US President Joe Biden on Friday said that the number of COVID-19 deaths in the US was expected to surpass 600,000 and urged the US Congress to move fast on his US$1.9 trillion plan to battle the virus and provide economic relief to struggling Americans.
While Biden called for urgent passage of his “American Rescue Plan,” his efforts to get Congress to cooperate on his fast-paced agenda could be complicated by former US president Donald Trump’s looming impeachment trial in the US Senate.
Top Democratic lawmakers said that they planned to send the article of impeachment passed by the US House of Representatives to the Senate on Monday, triggering Trump’s trial in the body.
Photo: Reuters
“The virus is surging,” Biden told reporters at the White House before signing executive orders boosting food aid and speeding up stimulus payments to Americans.
“We’re at 400,000 dead, expected to reach well over 600,000. Families are going hungry. People are at risk of being evicted. Job losses are mounting again. We need to act now... We need to move fast,” he said.

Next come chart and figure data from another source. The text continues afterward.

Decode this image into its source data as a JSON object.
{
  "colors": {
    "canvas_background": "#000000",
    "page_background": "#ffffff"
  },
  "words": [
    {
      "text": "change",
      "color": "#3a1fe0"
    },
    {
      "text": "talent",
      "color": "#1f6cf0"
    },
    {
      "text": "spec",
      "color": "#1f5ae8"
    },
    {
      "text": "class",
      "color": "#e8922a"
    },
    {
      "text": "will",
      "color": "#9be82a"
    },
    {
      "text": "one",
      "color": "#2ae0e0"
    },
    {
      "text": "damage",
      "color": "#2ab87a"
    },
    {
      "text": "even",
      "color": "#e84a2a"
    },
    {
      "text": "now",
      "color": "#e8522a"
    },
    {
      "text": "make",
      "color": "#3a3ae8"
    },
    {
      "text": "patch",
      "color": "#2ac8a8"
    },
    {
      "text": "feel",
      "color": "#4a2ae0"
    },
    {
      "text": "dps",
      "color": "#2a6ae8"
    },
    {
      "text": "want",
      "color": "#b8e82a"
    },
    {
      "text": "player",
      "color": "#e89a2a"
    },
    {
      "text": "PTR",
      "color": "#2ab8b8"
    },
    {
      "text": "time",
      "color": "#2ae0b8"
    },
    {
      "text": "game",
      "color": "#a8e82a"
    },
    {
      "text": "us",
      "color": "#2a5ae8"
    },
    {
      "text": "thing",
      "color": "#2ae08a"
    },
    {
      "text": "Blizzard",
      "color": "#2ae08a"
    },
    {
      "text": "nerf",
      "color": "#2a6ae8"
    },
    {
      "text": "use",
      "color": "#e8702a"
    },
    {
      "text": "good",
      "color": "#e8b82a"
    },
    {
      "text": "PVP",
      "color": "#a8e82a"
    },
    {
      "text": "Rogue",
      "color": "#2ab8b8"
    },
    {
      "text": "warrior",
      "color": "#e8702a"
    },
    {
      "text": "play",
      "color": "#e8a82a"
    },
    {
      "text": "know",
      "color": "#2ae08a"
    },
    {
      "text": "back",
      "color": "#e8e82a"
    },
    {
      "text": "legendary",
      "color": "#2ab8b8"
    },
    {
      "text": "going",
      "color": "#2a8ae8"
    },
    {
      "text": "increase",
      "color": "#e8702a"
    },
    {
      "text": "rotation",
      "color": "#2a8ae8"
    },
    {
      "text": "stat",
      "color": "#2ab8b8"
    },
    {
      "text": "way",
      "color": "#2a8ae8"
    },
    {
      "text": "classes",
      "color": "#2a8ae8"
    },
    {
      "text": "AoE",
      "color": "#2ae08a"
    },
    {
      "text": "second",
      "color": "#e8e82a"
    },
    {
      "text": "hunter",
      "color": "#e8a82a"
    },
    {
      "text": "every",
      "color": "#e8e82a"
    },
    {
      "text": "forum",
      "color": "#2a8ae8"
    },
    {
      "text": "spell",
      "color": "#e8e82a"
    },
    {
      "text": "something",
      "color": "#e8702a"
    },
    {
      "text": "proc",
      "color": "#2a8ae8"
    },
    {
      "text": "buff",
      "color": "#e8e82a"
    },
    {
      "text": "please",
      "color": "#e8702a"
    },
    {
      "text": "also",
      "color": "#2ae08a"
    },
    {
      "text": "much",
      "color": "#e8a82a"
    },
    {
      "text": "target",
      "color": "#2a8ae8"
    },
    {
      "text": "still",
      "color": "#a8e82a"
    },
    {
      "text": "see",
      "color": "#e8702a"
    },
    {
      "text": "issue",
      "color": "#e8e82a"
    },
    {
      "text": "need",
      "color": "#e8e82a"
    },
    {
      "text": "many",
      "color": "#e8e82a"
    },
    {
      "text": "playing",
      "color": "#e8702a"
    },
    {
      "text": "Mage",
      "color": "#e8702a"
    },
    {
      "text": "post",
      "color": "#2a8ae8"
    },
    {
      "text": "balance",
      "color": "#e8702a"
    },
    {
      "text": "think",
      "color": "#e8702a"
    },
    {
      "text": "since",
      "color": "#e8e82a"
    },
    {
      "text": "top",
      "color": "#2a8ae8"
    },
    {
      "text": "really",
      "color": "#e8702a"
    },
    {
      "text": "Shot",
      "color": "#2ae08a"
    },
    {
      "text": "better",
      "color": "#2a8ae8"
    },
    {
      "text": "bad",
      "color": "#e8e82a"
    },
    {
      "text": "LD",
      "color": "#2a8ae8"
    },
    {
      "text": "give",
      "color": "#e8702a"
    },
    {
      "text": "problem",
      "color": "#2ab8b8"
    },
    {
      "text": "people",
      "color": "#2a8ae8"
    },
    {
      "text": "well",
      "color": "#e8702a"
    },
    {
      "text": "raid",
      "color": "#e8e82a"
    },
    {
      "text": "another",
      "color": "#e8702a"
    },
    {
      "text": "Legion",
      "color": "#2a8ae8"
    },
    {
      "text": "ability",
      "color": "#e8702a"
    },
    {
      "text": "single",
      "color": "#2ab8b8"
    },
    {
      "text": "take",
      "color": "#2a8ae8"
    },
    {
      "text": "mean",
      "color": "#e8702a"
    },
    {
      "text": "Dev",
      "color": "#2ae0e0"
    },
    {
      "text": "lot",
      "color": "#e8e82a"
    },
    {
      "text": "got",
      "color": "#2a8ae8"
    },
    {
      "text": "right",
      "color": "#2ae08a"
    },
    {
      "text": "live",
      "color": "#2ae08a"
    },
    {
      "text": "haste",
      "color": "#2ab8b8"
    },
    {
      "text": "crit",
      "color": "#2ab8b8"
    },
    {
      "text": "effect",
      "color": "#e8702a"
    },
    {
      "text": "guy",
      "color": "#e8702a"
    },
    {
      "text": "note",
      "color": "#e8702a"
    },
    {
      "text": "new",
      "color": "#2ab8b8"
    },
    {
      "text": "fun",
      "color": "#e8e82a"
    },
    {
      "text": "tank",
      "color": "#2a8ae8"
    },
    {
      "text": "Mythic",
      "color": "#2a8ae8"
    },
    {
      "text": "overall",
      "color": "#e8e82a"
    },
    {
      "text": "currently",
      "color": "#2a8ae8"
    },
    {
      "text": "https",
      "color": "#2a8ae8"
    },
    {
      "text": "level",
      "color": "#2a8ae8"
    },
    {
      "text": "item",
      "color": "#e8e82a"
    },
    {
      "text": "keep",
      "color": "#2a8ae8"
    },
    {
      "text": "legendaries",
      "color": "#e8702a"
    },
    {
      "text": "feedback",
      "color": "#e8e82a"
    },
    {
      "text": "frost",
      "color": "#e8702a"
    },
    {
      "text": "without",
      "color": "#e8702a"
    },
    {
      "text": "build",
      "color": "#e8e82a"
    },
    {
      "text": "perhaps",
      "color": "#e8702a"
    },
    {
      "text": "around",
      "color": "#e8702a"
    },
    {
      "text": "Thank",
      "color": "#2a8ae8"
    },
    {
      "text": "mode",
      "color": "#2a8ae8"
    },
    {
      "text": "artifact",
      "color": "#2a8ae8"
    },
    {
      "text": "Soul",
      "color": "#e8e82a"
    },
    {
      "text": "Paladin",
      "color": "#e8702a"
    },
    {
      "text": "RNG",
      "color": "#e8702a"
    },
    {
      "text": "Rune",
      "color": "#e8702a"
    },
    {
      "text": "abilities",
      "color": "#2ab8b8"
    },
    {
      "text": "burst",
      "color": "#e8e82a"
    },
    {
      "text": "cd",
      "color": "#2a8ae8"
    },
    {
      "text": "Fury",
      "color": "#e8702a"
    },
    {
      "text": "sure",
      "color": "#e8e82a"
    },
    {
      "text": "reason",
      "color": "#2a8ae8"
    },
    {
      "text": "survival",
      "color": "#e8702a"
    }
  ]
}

Biden added that he was looking forward to working with both parties in Congress to “move quickly” on getting people help through his rescue plan.
“The bottom line is this: We’re in a national emergency. We’ve got to act like we’re in a national emergency,” he said.
Biden is having to push Congress for funding while simultaneously getting his government confirmed — US Secretary of Defense Lloyd Austin won Senate approval on Friday to become the first black Pentagon chief — and bracing for turmoil from the impeachment trial.
Although Biden’s latest executive orders on food aid and stimulus payments were modest in scale, they reinforced the message that Washington needs to step in decisively against the pandemic and related economic fallout.
Biden’s US$1.9 trillion American Rescue Plan provides more than US$400 billion to tackle the pandemic along with additional funding for small businesses and direct relief payments to Americans.
Yet the Congress, having already passed two huge economic relief bills, is reluctant.
The president’s Democratic Party has only a small majority in the House and a razor-thin advantage in the Senate.
Biden is also relying on the Senate to hurry up and approve his cabinet nominations.
Brian Deese, director of the White House’s National Economic Council, said Republicans and Democrats in Congress must find ways to manage the clashing issues.
“We are facing right now a period of multiple crises and what we need right now is to be able to act on multiple fronts,” he said.
Biden described the US as experiencing as a “once-in-a-century public health crisis” and the worst “job and economic crisis in modern history.”
“And the crisis is only deepening,” he said. “It’s not getting better. It’s deepening.”